Francois Lane sent me this idea for a key performance indicator:

    Here it is:Price of the Product x Conversion Rate of the Page = Average Revenue per Page View

    This metric is interesting for e-commerce with large offering, like Amazon for example. It gives, in dollars, the revenue generated (on average) each time the product page is displayed. Then, a way to increase revenue of the store could be to promote on frontpage the highest RPPV products, then on product category pages, etc.

    Or you could replace the price value with the “gross profit” of the product to maximise profit instead of revenue.

I love it!

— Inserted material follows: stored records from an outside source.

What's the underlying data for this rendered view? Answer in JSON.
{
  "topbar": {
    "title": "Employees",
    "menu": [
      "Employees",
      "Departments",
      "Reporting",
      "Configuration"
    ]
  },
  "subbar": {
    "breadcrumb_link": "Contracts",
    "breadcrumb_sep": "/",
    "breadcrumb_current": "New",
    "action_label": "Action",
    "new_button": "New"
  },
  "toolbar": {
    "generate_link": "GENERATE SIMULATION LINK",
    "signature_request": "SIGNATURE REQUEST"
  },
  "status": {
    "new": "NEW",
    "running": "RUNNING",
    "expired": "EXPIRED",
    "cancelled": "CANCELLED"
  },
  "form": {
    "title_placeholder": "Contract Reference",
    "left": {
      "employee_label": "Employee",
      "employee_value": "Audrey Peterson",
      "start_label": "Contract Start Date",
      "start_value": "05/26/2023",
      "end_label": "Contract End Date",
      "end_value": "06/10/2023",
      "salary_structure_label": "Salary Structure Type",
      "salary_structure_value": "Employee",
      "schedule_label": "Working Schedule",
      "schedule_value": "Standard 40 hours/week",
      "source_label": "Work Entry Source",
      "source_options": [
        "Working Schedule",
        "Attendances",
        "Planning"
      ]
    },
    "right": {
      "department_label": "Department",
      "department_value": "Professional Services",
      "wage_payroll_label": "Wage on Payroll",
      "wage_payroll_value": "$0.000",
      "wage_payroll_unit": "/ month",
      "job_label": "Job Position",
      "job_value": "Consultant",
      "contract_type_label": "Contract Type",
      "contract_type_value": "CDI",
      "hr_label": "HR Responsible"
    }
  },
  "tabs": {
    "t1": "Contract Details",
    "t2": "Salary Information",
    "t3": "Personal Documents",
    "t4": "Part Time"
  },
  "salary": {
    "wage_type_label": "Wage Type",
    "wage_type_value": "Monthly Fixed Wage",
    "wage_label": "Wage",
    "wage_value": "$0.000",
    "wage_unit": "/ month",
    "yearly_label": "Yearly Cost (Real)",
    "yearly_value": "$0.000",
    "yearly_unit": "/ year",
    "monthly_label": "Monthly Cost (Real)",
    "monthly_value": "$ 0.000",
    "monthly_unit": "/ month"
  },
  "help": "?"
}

This kind of indicator would be slotted into the special category of “list” KPIs and would likely sort out the top ten revenue generating pages, allowing retailers to watch for gainers and losers.

Excellent suggestion, Francois! Are any of the rest of you reading this blog using this kind of KPI? If so, how has it been working for you?

Section Header for Averages

While averages are conveniently generated for a number of important metrics it pays to keep the definition of an average in mind when using the following key performance indicators. The average, or arithmetic mean, according to the wikipedia is as follows:

The arithmetic mean is the standard “average”, often simply called the “mean”. It is used for many purposes and may be abused by using it to describe skewed distributions, with highly misleading results. A classic example is average income. The arithmetic mean may be used to imply that most people’s incomes are higher than is in fact the case. When presented with an “average” one may be led to believe that most people’s incomes are near this number. This “average” (arithmetic mean) income is higher than most people’s incomes, because high income outliers skew the result higher (in contrast, the median income “resists” such skew). However, this “average” says nothing about the number of people near the median income (nor does it say anything about the modal income that most people are near). Nevertheless, because one might carelessly relate “average” and “most people” one might incorrectly assume that most people’s incomes would be higher (nearer this inflated “average”) than they are. Consider the scores {1, 2, 2, 2, 3, 9}. The arithmetic mean is 3.17, but five out of six scores are below this!

(From http://en.wikipedia.org/wiki/Average.) The important thing to keep in mind when using average-based key performance indicators is that, as the wikipedia says, skewed distributions can lead to the misleading results. This problem often arises when looking at average time spent on a page—the average time spent looks ridiculously long or short but nothing appears to be wrong with the data. When this happens, either try and calculate the median value (50 percent of the values are above, 50 percent are below) or simply do the best you can.

Another problem with averages is that there is really no such thing as an “average” visit or visitor—every person who comes to your web site will behave slightly differently. Some people argue that using averages to understand how people browse content often leads to misinterpretation but I disagree. Used in the context of the following key performance indicators, thinking about the “average” visit or visitor will help you better understand the lowest common denominator—the habits and behaviors of people who are neither your best nor worst visitors, only those who come in the largest numbers. You don’t necessarily want to make sweeping changes to your site based on the activities of “average” visitors but you want to keep a close eye on what the majority is doing. One thing sophisticated users may want to try to overcome this effect is segmenting your audience in meaningful ways and then building the following KPIs; the segmentation will refine the behaviors measured into groups which you ostensibly understand better, thereby driving more specific actions based on the data.